In 1973, twenty or so years after this film was made, the coach body was discovered by a group of volunteers for the Somerset & Dorset preservation site in Radstock.

A plan was hatched to recover and restore this coach body. Work continued at Radstock until the project was forced to re-locate to the West Somerset Railway. Rather than move the coach there, the group, based in Bath, looked for a more easily accessible site and one was found in the goods yard of Frome Station. Following much research a suitable chassis was located at a Ministry of Defence site. A purchase was made of a Great Eastern Railway bogie coach chassis, complete with wood-centred Mansel Wheels – the type the coach would have had when complete. The chassis was rather too long for the coach, but help was at hand, as the wagon repair company, Marcroft, was still active in Radstock.

The chassis was taken to their works and was shortened accordingly. Concurrent with this, was our developing relationship with the Welsh Industrial & Maritime Museum’s director, Dr. Stuart Owen Jones. We exchanged research material and guided him to other Welsh origin coach bodies for his collection.
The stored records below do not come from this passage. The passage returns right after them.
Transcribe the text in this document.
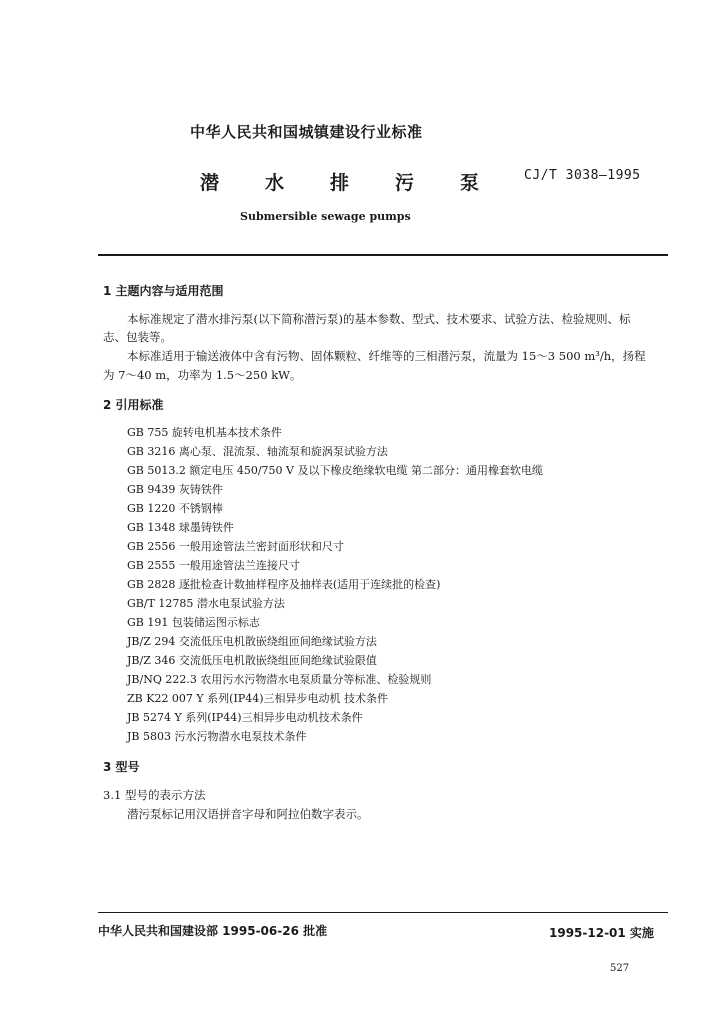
中华人民共和国城镇建设行业标准
潜水排污泵
CJ/T 3038—1995
Submersible sewage pumps
1 主题内容与适用范围
本标准规定了潜水排污泵(以下简称潜污泵)的基本参数、型式、技术要求、试验方法、检验规则、标
志、包装等。
本标准适用于输送液体中含有污物、固体颗粒、纤维等的三相潜污泵，流量为 15～3 500 m³/h，扬程
为 7～40 m，功率为 1.5～250 kW。
2 引用标准
GB 755 旋转电机基本技术条件
GB 3216 离心泵、混流泵、轴流泵和旋涡泵试验方法
GB 5013.2 额定电压 450/750 V 及以下橡皮绝缘软电缆 第二部分：通用橡套软电缆
GB 9439 灰铸铁件
GB 1220 不锈钢棒
GB 1348 球墨铸铁件
GB 2556 一般用途管法兰密封面形状和尺寸
GB 2555 一般用途管法兰连接尺寸
GB 2828 逐批检查计数抽样程序及抽样表(适用于连续批的检查)
GB/T 12785 潜水电泵试验方法
GB 191 包装储运图示标志
JB/Z 294 交流低压电机散嵌绕组匝间绝缘试验方法
JB/Z 346 交流低压电机散嵌绕组匝间绝缘试验限值
JB/NQ 222.3 农用污水污物潜水电泵质量分等标准、检验规则
ZB K22 007 Y 系列(IP44)三相异步电动机 技术条件
JB 5274 Y 系列(IP44)三相异步电动机技术条件
JB 5803 污水污物潜水电泵技术条件
3 型号
3.1 型号的表示方法
潜污泵标记用汉语拼音字母和阿拉伯数字表示。
中华人民共和国建设部 1995-06-26 批准	1995-12-01 实施
527
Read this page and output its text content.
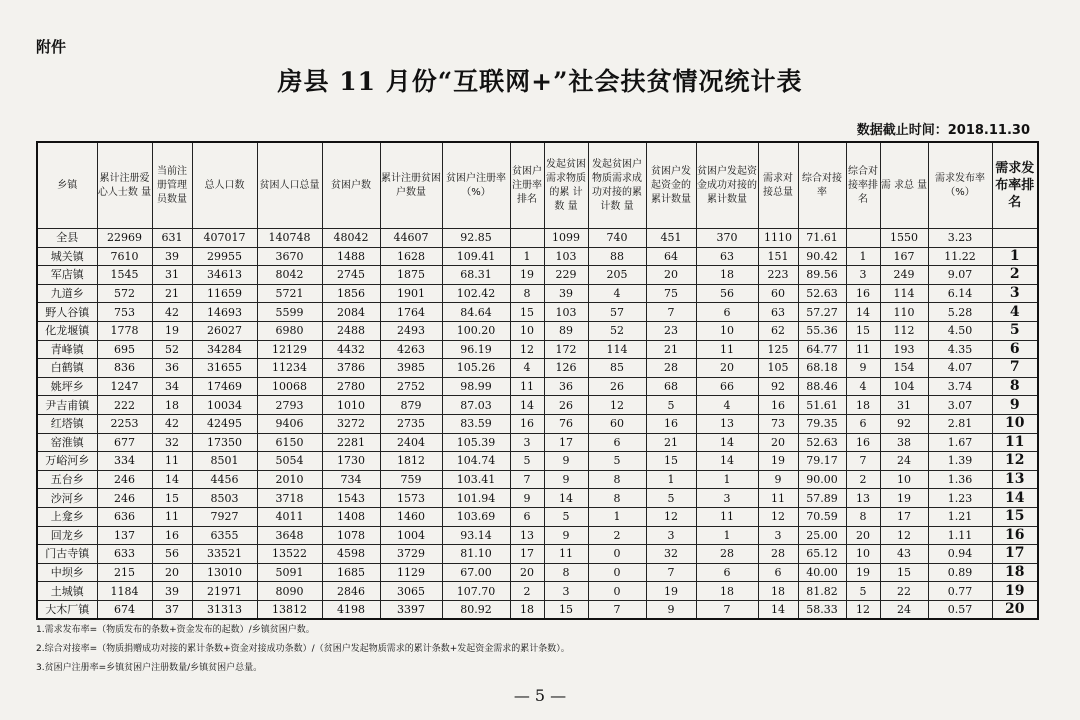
附件
房县 11 月份“互联网+”社会扶贫情况统计表
数据截止时间：2018.11.30
乡镇	累计注册爱心人士数 量	当前注册管理员数量	总人口数	贫困人口总量	贫困户数	累计注册贫困户数量	贫困户注册率（%）	贫困户注册率排名	发起贫困需求物质的累 计 数 量	发起贫困户物质需求成功对接的累计数 量	贫困户发起资金的累计数量	贫困户发起资金成功对接的累计数量	需求对接总量	综合对接 率	综合对接率排名	需 求总 量	需求发布率（%）	需求发布率排名
全县	22969	631	407017	140748	48042	44607	92.85		1099	740	451	370	1110	71.61		1550	3.23	
城关镇	7610	39	29955	3670	1488	1628	109.41	1	103	88	64	63	151	90.42	1	167	11.22	1
军店镇	1545	31	34613	8042	2745	1875	68.31	19	229	205	20	18	223	89.56	3	249	9.07	2
九道乡	572	21	11659	5721	1856	1901	102.42	8	39	4	75	56	60	52.63	16	114	6.14	3
野人谷镇	753	42	14693	5599	2084	1764	84.64	15	103	57	7	6	63	57.27	14	110	5.28	4
化龙堰镇	1778	19	26027	6980	2488	2493	100.20	10	89	52	23	10	62	55.36	15	112	4.50	5
青峰镇	695	52	34284	12129	4432	4263	96.19	12	172	114	21	11	125	64.77	11	193	4.35	6
白鹤镇	836	36	31655	11234	3786	3985	105.26	4	126	85	28	20	105	68.18	9	154	4.07	7
姚坪乡	1247	34	17469	10068	2780	2752	98.99	11	36	26	68	66	92	88.46	4	104	3.74	8
尹吉甫镇	222	18	10034	2793	1010	879	87.03	14	26	12	5	4	16	51.61	18	31	3.07	9
红塔镇	2253	42	42495	9406	3272	2735	83.59	16	76	60	16	13	73	79.35	6	92	2.81	10
窑淮镇	677	32	17350	6150	2281	2404	105.39	3	17	6	21	14	20	52.63	16	38	1.67	11
万峪河乡	334	11	8501	5054	1730	1812	104.74	5	9	5	15	14	19	79.17	7	24	1.39	12
五台乡	246	14	4456	2010	734	759	103.41	7	9	8	1	1	9	90.00	2	10	1.36	13
沙河乡	246	15	8503	3718	1543	1573	101.94	9	14	8	5	3	11	57.89	13	19	1.23	14
上龛乡	636	11	7927	4011	1408	1460	103.69	6	5	1	12	11	12	70.59	8	17	1.21	15
回龙乡	137	16	6355	3648	1078	1004	93.14	13	9	2	3	1	3	25.00	20	12	1.11	16
门古寺镇	633	56	33521	13522	4598	3729	81.10	17	11	0	32	28	28	65.12	10	43	0.94	17
中坝乡	215	20	13010	5091	1685	1129	67.00	20	8	0	7	6	6	40.00	19	15	0.89	18
土城镇	1184	39	21971	8090	2846	3065	107.70	2	3	0	19	18	18	81.82	5	22	0.77	19
大木厂镇	674	37	31313	13812	4198	3397	80.92	18	15	7	9	7	14	58.33	12	24	0.57	20
1.需求发布率=（物质发布的条数+资金发布的起数）/乡镇贫困户数。
2.综合对接率=（物质捐赠成功对接的累计条数+资金对接成功条数）/（贫困户发起物质需求的累计条数+发起资金需求的累计条数）。
3.贫困户注册率=乡镇贫困户注册数量/乡镇贫困户总量。
— 5 —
With the chassis complete, the body was moved once more, from Frome back to Radstock, and united with its new wheels. It was then transported over the Severn to its new home in Cardiff for further restoration. The three remaining owners were themselves undergoing life changing pressures – two were getting married and the third was moving to London. The coach was offered to and accepted by the Welsh Industrial & Maritime Museum, where it stayed for a number of years.

And then came Cardiff’s regeneration of the docks. The museum had to pack up and move almost everything into storage and that is where the coach has been ever since.

The National Museum Wales (as it is now called) have agreed to the ESR having this coach and to restore it, as they see no opportunity to do so themselves.